Introduction to International Relations (undergraduate)
This course builds a theoretical and empirical foundation for understanding the actors, processes, and structures that shape and constrain global politics. It introduces major concepts in the study of international relations and provides an overview of the major theoretical approaches to understanding world affairs.
Insurgents, Criminals, and Warlords: Understanding Violent Non-State Actors in International Politics (undergraduate)
This course provides a theoretical and empirical overview of the role played by violent non-state actors in international politics. Examining insurgents, criminals, and warlords, the course explores why these actors resort to violence, the strategies and tactics they employ, and the connections that link them together.

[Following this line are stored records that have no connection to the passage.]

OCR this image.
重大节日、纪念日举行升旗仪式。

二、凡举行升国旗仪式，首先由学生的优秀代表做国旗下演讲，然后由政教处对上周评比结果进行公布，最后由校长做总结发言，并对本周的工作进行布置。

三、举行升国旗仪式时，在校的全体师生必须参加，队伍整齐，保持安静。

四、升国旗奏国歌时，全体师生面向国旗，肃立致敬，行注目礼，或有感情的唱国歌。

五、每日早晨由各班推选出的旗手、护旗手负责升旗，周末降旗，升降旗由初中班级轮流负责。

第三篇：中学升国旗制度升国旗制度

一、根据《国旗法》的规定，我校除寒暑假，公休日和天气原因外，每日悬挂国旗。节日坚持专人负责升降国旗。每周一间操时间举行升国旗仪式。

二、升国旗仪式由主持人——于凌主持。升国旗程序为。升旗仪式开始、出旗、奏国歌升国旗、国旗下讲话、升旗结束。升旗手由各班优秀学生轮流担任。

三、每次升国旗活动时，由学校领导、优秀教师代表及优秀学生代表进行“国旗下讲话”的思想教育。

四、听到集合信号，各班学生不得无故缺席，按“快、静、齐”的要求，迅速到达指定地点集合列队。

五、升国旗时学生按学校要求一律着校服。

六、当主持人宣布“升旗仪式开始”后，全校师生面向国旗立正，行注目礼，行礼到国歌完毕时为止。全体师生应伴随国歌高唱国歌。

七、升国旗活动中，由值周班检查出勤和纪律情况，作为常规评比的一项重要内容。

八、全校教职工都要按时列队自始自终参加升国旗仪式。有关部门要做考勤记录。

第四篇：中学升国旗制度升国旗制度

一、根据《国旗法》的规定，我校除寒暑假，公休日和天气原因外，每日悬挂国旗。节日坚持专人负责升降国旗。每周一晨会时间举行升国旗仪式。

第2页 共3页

Civil War and Counterinsurgency (graduate)
This course provides an overview of the origins, dynamics, and outcomes of civil war and counterinsurgency. It provides a theoretical, empirical, and methodological foundation for understanding these forms of conflict, the logic of their violence, and the determinants of their dynamics and outcomes.
International Relations Field Seminar (graduate)
This course provides an intensive and critical examination of theory and theorizing in international relations by examining a selection of questions, puzzles, and perspectives in the field. It focuses attention on the interaction between theory and the ‘real world’ by tracing several analytical devices that cut across the field and applying them to pressing empirical puzzles.